In January 2018, the Dr Bhau Daji Lad Mumbai City Museum will complete 10 years since it re-opened to the public in 2008 after a major restoration that took 5 years. The celebration of a decade must come with questions of academic and intellectual reality – driven by the desire to wrap around the many facets of aesthetics in contemporary art practice. Curator Tasneem Zakaria Mehta does just that in Dr Bhau Daji Lad Mumbai City Museum's (BDL) latest exhibition, "Asymmetrical Objects". Among the artists whose works have been curated are Atul Bhalla, Jitish Kallat, Manish Nai, Mithu Sen, Prajakta Potnis, Ranbir Kaleka, Reena Kallat, Rohini Devasher, Sahej Rahal, and Shilpa Gupta.

The curatorial note states that each artist has explored different themes, such as alienation, pollution, destruction of biodiversity, unnatural divisions, mutations and distortions, the politics of water and waste, and the destruction of landscapes and rivers.

Manish Nai, Untitled, 2018, Compressed used clothes, Aluminium, 375 pillars, 80 x 3 x 3 inches each as part of the Asymmetrical Objects at the Dr Bhau Daji Lad Mumbai City Museum

Jitish Kallat's research kinetics

The piece de resistance is Jitish Kallat's magnificently mammoth Aquasarus (2008). Its monumental 7-metre long skeletal sculpture is at once awe inspiring yet repulsive. The idea of a water tanker morphing to become a prehistoric creature personifying the radical transformation of urban living is a socio-political comment that exhales wit and dynamism.
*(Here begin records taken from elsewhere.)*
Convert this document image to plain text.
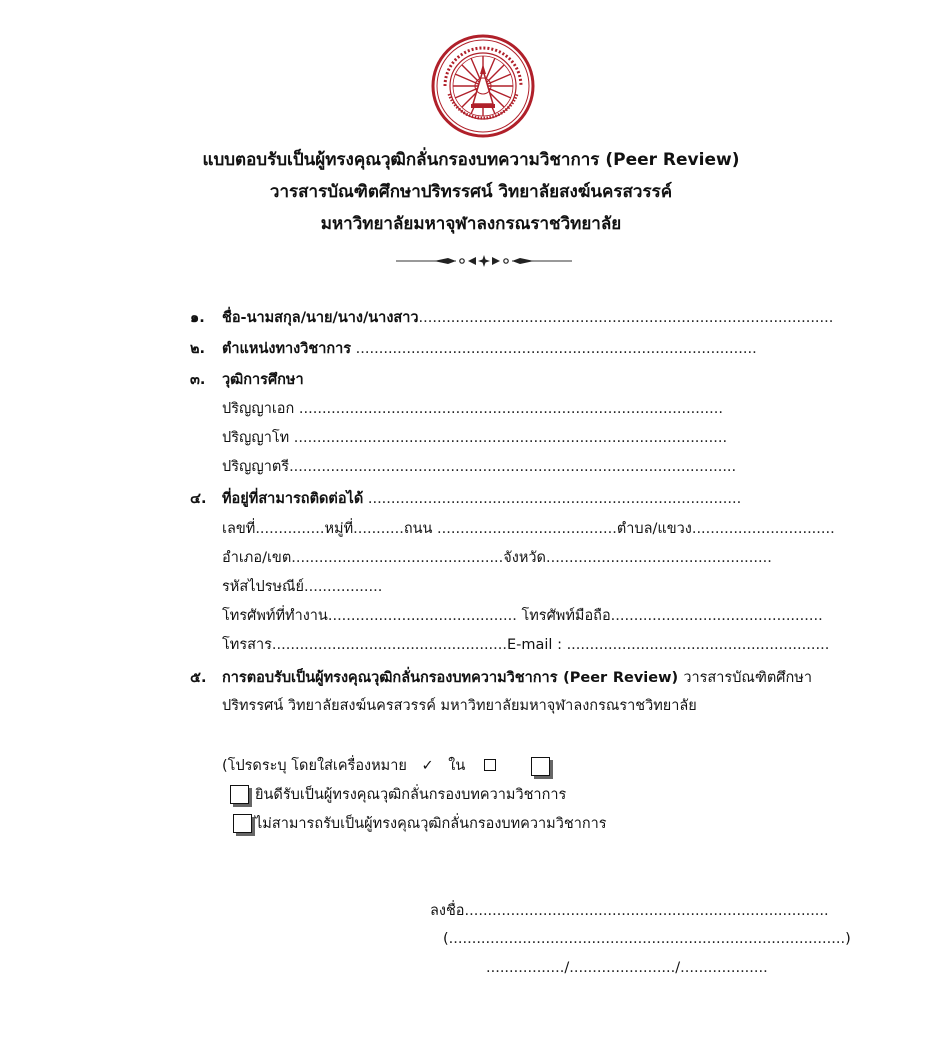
แบบตอบรับเป็นผู้ทรงคุณวุฒิกลั่นกรองบทความวิชาการ (Peer Review)
วารสารบัณฑิตศึกษาปริทรรศน์ วิทยาลัยสงฆ์นครสวรรค์
มหาวิทยาลัยมหาจุฬาลงกรณราชวิทยาลัย
๑. ชื่อ-นามสกุล/นาย/นาง/นางสาว..........................................................................................
๒. ตำแหน่งทางวิชาการ .......................................................................................
๓. วุฒิการศึกษา
ปริญญาเอก ............................................................................................
ปริญญาโท ..............................................................................................
ปริญญาตรี.................................................................................................
๔. ที่อยู่ที่สามารถติดต่อได้ .................................................................................
เลขที่...............หมู่ที่...........ถนน .......................................ตำบล/แขวง...............................
อำเภอ/เขต..............................................จังหวัด.................................................
รหัสไปรษณีย์.................
โทรศัพท์ที่ทำงาน......................................... โทรศัพท์มือถือ..............................................
โทรสาร...................................................E-mail : .........................................................
๕. การตอบรับเป็นผู้ทรงคุณวุฒิกลั่นกรองบทความวิชาการ (Peer Review) วารสารบัณฑิตศึกษาปริทรรศน์ วิทยาลัยสงฆ์นครสวรรค์ มหาวิทยาลัยมหาจุฬาลงกรณราชวิทยาลัย
(โปรดระบุ โดยใส่เครื่องหมาย ✓ ใน
ยินดีรับเป็นผู้ทรงคุณวุฒิกลั่นกรองบทความวิชาการ
ไม่สามารถรับเป็นผู้ทรงคุณวุฒิกลั่นกรองบทความวิชาการ
ลงชื่อ...............................................................................
(......................................................................................)
................./......................./...................
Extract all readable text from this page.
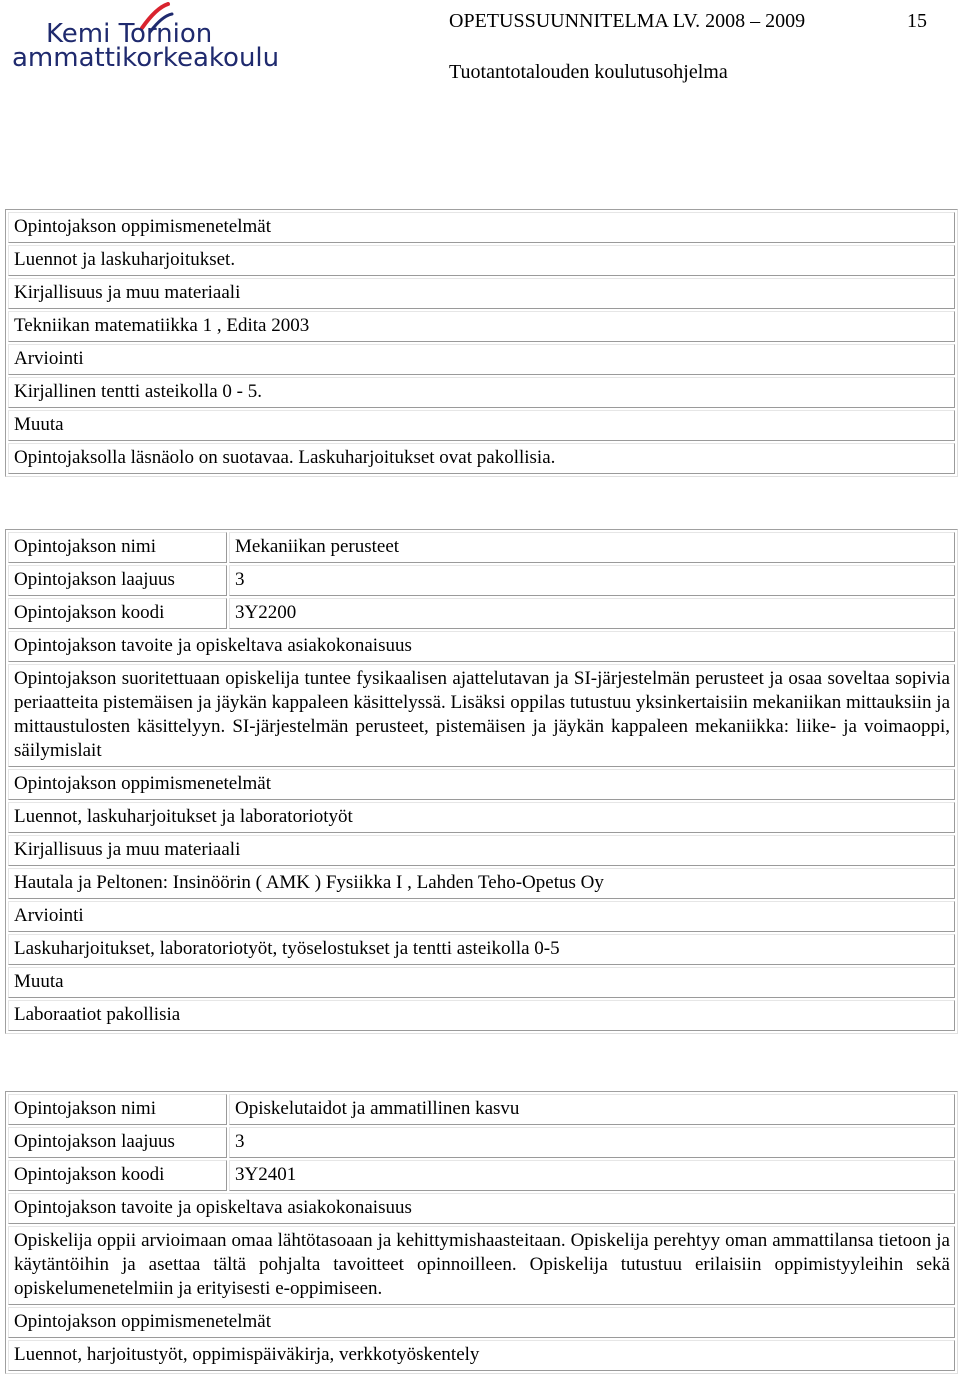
Kemi Tornion
ammattikorkeakoulu
OPETUSSUUNNITELMA LV. 2008 – 2009	15
Tuotantotalouden koulutusohjelma
Opintojakson oppimismenetelmät
Luennot ja laskuharjoitukset.
Kirjallisuus ja muu materiaali
Tekniikan matematiikka 1 , Edita 2003
Arviointi
Kirjallinen tentti asteikolla 0 - 5.
Muuta
Opintojaksolla läsnäolo on suotavaa. Laskuharjoitukset ovat pakollisia.
Opintojakson nimi	Mekaniikan perusteet
Opintojakson laajuus	3
Opintojakson koodi	3Y2200
Opintojakson tavoite ja opiskeltava asiakokonaisuus	
Opintojakson suoritettuaan opiskelija tuntee fysikaalisen ajattelutavan ja SI-järjestelmän perusteet ja osaa soveltaa sopivia periaatteita pistemäisen ja jäykän kappaleen käsittelyssä. Lisäksi oppilas tutustuu yksinkertaisiin mekaniikan mittauksiin ja mittaustulosten käsittelyyn. SI-järjestelmän perusteet, pistemäisen ja jäykän kappaleen mekaniikka: liike- ja voimaoppi, säilymislait	
Opintojakson oppimismenetelmät	
Luennot, laskuharjoitukset ja laboratoriotyöt	
Kirjallisuus ja muu materiaali	
Hautala ja Peltonen: Insinöörin ( AMK ) Fysiikka I , Lahden Teho-Opetus Oy	
Arviointi	
Laskuharjoitukset, laboratoriotyöt, työselostukset ja tentti asteikolla 0-5	
Muuta	
Laboraatiot pakollisia	
Opintojakson nimi	Opiskelutaidot ja ammatillinen kasvu
Opintojakson laajuus	3
Opintojakson koodi	3Y2401
Opintojakson tavoite ja opiskeltava asiakokonaisuus	
Opiskelija oppii arvioimaan omaa lähtötasoaan ja kehittymishaasteitaan. Opiskelija perehtyy oman ammattilansa tietoon ja käytäntöihin ja asettaa tältä pohjalta tavoitteet opinnoilleen. Opiskelija tutustuu erilaisiin oppimistyyleihin sekä opiskelumenetelmiin ja erityisesti e-oppimiseen.	
Opintojakson oppimismenetelmät	
Luennot, harjoitustyöt, oppimispäiväkirja, verkkotyöskentely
Reena Saini Kallat, known for combining research parameters with her art, poured through 19th century books from the BDL Museum's library to create a historic set of drawings titled Hyphenated Lives. Displayed alongside the reference books are drawings titled Cob-ger, Lo-mine and Deo-yan, hybrids formed by the merger of species appropriated as national symbols by India and Pakistan — it makes for a riveting read. By combining one-half from each side of the border, the artist creates a poignant narrative of convergence, uniting a subcontinent that was divided by an occupying colonial force.
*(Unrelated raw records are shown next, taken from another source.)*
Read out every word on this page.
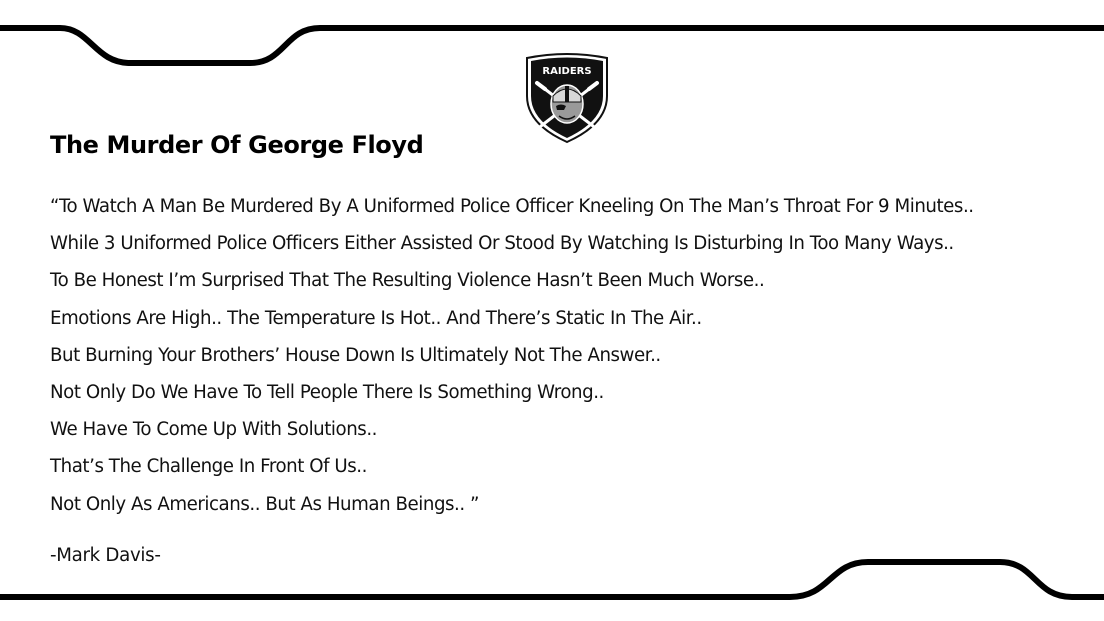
RAIDERS
The Murder Of George Floyd
“To Watch A Man Be Murdered By A Uniformed Police Officer Kneeling On The Man’s Throat For 9 Minutes..
While 3 Uniformed Police Officers Either Assisted Or Stood By Watching Is Disturbing In Too Many Ways..
To Be Honest I’m Surprised That The Resulting Violence Hasn’t Been Much Worse..
Emotions Are High.. The Temperature Is Hot.. And There’s Static In The Air..
But Burning Your Brothers’ House Down Is Ultimately Not The Answer..
Not Only Do We Have To Tell People There Is Something Wrong..
We Have To Come Up With Solutions..
That’s The Challenge In Front Of Us..
Not Only As Americans.. But As Human Beings.. ”
-Mark Davis-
Ranbir Kaleka's House of Opaque Water

Ranbir Kaleka's three-panelled video projection that has travelled all over the world is a spectacular comment on life and loss in the Sunderbans. “This is my home; 50-60 bighas, the river swallowed it up in one night... my grandfather lost everything in the flood. This used to be agricultural land; can you believe it?" says the voice over of Sheikh Lal Mohan, the protagonist. The video opens with the experiences of a man whose home in the mangrove forests has been washed away, and thereafter the documentary style melds with the fantastical as a tsunami-like cataclysm upends time itself. The video unlocks a world of dreams.

Spheres and Shadows

Rohini Devasher creates imagined worlds in her work evoking both wonder and awe. SPHERES explores ideas of interiority, inversion and the construction of a 'climate' that evokes strangeness and sheer wonder.

Rohini Devasher's SPHERES at Dr Bhau Daji Lad Mumbai City Museum

Shadow 3 is one of the key manifestations of Shilpa Gupta's ongoing inquiry into the blurring of relationships between different entities. In the projection, the viewer becomes an active participant of the unfolding narrative where fragments of an aftermath from an environment under rampage, begin to re-enter our lives.

The show also has Atul Bhalla's Abandoned Journeys, which explores myths about Vaitarna river as well as Prajakta Potnis's hallucinatory photographs and Sahej Rahal's sculpture that references ideas around mythology, differences and otherness. Mithu Sen's multimedia presentation revels in the language of performance, and Manish Nai's evocative eloquence in his Untitled work engages in complex processes and protocols of creation, recalling an ethics of fabrication that appears mostly lost in the frenzy of mass scale production.

Asymmetrical Objects, curated by Tasneem Zakaria Mehta and co-curated by Himanshu Kadam on at the Dr Bhau Daji Lad Mumbai City Museum, Byculla, Mumbai till March 28, 2018.